Supporting transitions to desistance and (re)integration: Recognising reintegrative ritual in everyday practices

D. Johns

University of Melbourne, School of Social & Political Sciences, diana.johns@unimelb.edu.au

Release from prison is typically disorienting, disruptive, uncertain, risky. Supporting people’s post-prison transitions towards desistance – and ultimately ‘reintegration’ – requires specialist skill, understanding and persistence. It often involves a gradual process of building hope and confidence, recognising and capitalising on opportunities for participation and acceptance. In this article I reflect on post-release practice and consider the implications of understanding the post-prison experience through the lens of liminality. From this ‘rites-of-passage’ perspective, release from prison is characterised as a phase of transition which requires some form of symbolic ritual to bring it to a close and mark the beginning of the post-liminal phase of reintegration. Ritual is the key to this transition. Without reintegrative ritual, the liminal phase can become a state of sustained exclusion.
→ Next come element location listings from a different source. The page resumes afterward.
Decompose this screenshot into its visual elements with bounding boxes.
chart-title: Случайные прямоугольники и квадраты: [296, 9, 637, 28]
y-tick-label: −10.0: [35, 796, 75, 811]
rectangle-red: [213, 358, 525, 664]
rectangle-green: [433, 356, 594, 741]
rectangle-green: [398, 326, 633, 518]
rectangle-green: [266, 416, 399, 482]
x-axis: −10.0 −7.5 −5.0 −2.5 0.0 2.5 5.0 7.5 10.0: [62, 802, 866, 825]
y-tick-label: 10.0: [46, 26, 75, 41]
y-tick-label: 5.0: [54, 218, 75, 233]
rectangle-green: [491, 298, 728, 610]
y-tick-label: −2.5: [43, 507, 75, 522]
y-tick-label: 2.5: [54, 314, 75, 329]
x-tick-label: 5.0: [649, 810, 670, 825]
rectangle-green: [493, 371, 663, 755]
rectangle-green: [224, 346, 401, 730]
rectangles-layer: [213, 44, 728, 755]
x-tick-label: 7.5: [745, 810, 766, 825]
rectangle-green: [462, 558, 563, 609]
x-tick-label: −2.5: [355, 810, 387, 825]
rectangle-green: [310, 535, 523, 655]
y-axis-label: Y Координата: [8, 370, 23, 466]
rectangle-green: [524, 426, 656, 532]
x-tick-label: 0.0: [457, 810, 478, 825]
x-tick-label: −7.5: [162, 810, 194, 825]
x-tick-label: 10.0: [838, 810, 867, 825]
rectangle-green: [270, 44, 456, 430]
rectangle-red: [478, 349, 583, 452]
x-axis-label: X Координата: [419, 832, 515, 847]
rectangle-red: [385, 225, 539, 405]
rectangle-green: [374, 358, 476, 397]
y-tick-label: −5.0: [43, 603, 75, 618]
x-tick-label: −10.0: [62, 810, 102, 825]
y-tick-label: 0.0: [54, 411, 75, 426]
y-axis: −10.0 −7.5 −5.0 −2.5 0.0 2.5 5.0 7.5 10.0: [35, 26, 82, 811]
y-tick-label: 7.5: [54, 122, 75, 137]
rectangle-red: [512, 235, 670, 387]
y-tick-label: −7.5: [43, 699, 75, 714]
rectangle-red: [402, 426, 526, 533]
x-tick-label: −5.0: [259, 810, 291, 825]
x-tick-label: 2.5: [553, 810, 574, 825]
How then might practitioners make use of this understanding to work more effectively with released prisoners and help to bring about their reintegration? I draw on research into men’s experience of release from prison in Victoria, Australia, to explore what it means to connect with ex-prisoners in meaningful ways and to effectively support transitions from custody to the community. I conclude that by identifying ordinary everyday practices as powerfully symbolic reintegrative rituals, ex-prisoners (and those supporting them) can recognise the process of transformation as something real and measurable. This recognition allows for the celebration of ‘small successes’, key (the data reveals) to working with vulnerable groups such as ex-prisoners. Through this micro-process, and the gradual accretion of hope and confidence, the path to (re)integration begins to unfold.

Biography

Diana spent 2015 doing postdoctoral research on young people’s prolific offending in Wales, UK. Her PhD research (University of Melbourne, 2013) focused on men’s experience of release from prison from the perspective of ex-prisoners and post-release support workers. In 2016 Diana has been writing a book based on her PhD research for the Routledge International Series on Desistance and Rehabilitation. Since 2012 she has taught in the Justice and Legal Studies program at RMIT University, Melbourne, where she maintains a research presence. Diana’s research interests include post-prison reintegration and vulnerable populations’ experience of criminal justice processes.